Edit: formatting fixes
mans or astrange can probably elaborate.
MSVC on Windows can be 40% faster than gcc on the same platform. I think icc (Intel C Compiler) can be several times faster than gcc for some workloads.
I can write OpenCL code, that will be up to 100 times faster than plain C.
EDIT:
The reason for this, is that we still use procedural languages rather than declarative.
In declarative language I would say: "The content of this block of memory should be identical to the content of that block of memory." I would also specify that blocks are non-overlapping, if it's not possible to infer from the block definitions themselves.
Instead of this, memcopy C code describes procedure of iterative byte-by-byte copying. This is only one way out of many to do it and maybe it even was the fastest way to do it on PDP-11, but not on modern or future machines.
Similarly if you trying to micromanage your employees, you will not get most optimized result.
To have the best performance, you do not need to be Close-to-The-Metal(tm). You need to be able to express what your desired result is in the highest possible abstracted, but still correct, way.

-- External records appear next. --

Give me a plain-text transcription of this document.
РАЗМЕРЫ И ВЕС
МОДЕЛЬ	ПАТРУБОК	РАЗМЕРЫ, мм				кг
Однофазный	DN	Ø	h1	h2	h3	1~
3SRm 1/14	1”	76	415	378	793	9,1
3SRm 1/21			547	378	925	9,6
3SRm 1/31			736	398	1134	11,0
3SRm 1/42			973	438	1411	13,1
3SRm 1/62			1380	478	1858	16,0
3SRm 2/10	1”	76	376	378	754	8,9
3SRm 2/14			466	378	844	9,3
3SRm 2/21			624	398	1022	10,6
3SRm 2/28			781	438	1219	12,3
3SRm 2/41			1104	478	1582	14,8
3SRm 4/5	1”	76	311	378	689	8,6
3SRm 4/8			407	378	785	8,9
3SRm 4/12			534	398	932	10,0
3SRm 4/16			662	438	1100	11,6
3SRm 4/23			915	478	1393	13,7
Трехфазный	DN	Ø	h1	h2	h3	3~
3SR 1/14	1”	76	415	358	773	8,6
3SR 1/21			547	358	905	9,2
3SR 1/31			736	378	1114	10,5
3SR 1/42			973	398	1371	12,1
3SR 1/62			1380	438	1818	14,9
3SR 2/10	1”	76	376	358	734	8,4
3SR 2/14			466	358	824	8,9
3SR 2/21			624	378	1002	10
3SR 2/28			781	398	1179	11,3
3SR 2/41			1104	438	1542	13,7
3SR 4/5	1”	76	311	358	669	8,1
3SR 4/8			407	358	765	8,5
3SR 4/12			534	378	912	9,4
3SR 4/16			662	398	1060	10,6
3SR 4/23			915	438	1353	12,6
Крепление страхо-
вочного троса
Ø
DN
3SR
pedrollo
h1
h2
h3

- A very clever and complete type analysis. The compiler can thus optimize at best the code without runtime type-checking code.
- If possible, a flow analysis : By analysing the bounds of each function, compiler is able to remove a lot of unused code. For instance, if a variable is defined by t = 2*n and long afterwards, there's a test which check primality of t, the compiler can remove the test.

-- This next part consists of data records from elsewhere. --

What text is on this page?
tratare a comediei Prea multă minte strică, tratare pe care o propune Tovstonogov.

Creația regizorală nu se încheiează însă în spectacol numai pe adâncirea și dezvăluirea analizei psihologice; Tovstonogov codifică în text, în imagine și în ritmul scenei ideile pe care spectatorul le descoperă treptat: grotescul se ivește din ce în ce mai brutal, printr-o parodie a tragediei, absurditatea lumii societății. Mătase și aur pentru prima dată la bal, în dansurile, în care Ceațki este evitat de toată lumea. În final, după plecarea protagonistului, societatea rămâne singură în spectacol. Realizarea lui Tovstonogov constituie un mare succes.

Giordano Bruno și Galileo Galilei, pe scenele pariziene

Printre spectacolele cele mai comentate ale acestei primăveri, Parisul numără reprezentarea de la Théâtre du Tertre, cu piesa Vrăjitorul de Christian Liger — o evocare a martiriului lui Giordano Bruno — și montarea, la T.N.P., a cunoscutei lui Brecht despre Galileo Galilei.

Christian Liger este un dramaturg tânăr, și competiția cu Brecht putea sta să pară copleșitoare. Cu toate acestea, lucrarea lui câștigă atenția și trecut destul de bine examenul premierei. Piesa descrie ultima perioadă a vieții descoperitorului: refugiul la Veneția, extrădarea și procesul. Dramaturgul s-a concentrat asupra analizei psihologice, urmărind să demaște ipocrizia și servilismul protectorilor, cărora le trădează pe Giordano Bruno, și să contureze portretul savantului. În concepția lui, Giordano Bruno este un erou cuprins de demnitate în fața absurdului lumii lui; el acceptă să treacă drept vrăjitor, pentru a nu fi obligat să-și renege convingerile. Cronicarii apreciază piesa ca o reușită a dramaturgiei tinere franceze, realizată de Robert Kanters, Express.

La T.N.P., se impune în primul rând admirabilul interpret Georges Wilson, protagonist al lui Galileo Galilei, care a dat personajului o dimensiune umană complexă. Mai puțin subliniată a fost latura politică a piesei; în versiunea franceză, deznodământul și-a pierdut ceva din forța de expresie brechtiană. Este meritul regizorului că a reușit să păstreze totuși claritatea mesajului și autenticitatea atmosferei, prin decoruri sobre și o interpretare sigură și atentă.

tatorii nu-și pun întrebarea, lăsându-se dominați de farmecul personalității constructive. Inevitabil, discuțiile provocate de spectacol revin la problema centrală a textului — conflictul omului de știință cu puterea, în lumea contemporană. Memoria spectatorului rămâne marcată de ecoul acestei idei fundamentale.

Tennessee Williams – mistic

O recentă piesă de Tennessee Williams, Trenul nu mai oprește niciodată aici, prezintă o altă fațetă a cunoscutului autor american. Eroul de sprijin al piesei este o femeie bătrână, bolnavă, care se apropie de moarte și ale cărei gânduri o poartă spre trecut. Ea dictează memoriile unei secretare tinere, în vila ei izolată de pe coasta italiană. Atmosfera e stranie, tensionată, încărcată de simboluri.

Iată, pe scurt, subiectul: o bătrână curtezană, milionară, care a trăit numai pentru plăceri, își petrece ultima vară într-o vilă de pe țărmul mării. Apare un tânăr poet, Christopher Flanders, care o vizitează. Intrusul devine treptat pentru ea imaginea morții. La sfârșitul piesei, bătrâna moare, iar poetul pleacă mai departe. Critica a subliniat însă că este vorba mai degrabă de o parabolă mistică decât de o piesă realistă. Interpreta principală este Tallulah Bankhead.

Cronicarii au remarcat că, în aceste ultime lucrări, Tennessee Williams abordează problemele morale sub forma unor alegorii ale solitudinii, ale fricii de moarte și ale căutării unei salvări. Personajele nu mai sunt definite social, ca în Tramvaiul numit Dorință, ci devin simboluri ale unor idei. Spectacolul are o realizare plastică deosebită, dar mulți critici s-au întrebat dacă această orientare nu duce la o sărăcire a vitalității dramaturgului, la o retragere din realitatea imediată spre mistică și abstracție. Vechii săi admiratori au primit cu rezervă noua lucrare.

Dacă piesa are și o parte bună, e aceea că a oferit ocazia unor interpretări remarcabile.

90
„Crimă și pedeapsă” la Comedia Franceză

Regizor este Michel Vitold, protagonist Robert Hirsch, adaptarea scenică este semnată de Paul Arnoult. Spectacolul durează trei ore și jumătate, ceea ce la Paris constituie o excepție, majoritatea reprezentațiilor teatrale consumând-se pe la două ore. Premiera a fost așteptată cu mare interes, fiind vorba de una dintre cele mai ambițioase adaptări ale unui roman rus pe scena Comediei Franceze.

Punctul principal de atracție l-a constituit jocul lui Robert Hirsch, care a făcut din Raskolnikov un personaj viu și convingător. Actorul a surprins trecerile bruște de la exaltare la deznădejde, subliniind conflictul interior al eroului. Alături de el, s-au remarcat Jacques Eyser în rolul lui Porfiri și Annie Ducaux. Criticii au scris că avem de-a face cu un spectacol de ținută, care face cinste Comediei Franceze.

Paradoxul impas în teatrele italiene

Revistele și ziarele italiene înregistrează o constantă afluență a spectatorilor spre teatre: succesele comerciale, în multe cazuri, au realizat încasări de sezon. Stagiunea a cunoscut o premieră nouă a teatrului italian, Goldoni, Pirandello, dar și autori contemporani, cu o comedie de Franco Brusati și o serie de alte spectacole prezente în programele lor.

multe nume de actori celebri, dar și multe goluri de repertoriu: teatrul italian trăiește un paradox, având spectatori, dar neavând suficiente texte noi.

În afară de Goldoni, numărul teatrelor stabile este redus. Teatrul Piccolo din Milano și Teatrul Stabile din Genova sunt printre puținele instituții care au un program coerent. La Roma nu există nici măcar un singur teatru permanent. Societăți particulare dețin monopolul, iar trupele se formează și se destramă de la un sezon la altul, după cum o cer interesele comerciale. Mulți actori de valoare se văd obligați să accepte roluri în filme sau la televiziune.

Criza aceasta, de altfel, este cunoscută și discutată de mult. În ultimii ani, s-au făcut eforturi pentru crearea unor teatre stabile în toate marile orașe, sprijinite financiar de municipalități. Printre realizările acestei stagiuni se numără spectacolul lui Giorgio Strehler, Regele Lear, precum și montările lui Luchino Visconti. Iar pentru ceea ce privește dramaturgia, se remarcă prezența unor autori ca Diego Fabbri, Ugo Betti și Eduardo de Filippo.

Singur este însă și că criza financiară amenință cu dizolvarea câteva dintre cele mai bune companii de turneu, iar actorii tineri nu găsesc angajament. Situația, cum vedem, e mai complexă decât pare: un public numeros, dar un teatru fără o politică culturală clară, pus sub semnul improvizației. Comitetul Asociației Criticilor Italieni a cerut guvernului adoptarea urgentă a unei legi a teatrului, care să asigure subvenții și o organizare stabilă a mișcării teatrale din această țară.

- Compile code by rewriting algorithms that "takes in mind" locality of memory, ie. all things described by U. Drepper in "What every programmers should know about computer memory", ie2. rewriting algorithms to avoid cache miss, etc...
- Automatic template-like mecanism : the compiler is able to make partial execution of the code, even in array, so all the code which can be calculated because you have the datas should be directly compiled. Imagine you have a regular expression library and you write your regexp in your code (just the regexp) : the compiler should be able to produce an automata.
- It is also said : be able to use SIMD instruction.
Because of this, it is better to compile a high-level language with a very clean semantics : you can much easily reason about your semantics and more easily rewrite some algorithms.
Does the C semantics prevent the compiler from issuing a run-time check for the (rare) aliasing case and proceed with the fast version in the common case? (probably unrolled, too?)
Out of curiosity: The code uses a special counter variable count which has to be decremented separately - is this faster than testing for dst != behind_last_dst_prt ?
(aside: my gut-feeling tells me that if the combination of C/8086 can't pull his example of at the maximum memory to processor transfer speed for sufficiently large input vectors, there is something seriously rotten ...)
Turtles. Turtles all the way down.
Translation: If your language is "Turtles" then you need to use "Turtles" all the way down the entire stack, and that includes your "Turtles" CPUs.
Inter-module optimizations (e.g., removing dead code) can occur at link time as well.
So there are better tools now that compiler writers can target to start making progress in at least one of these areas.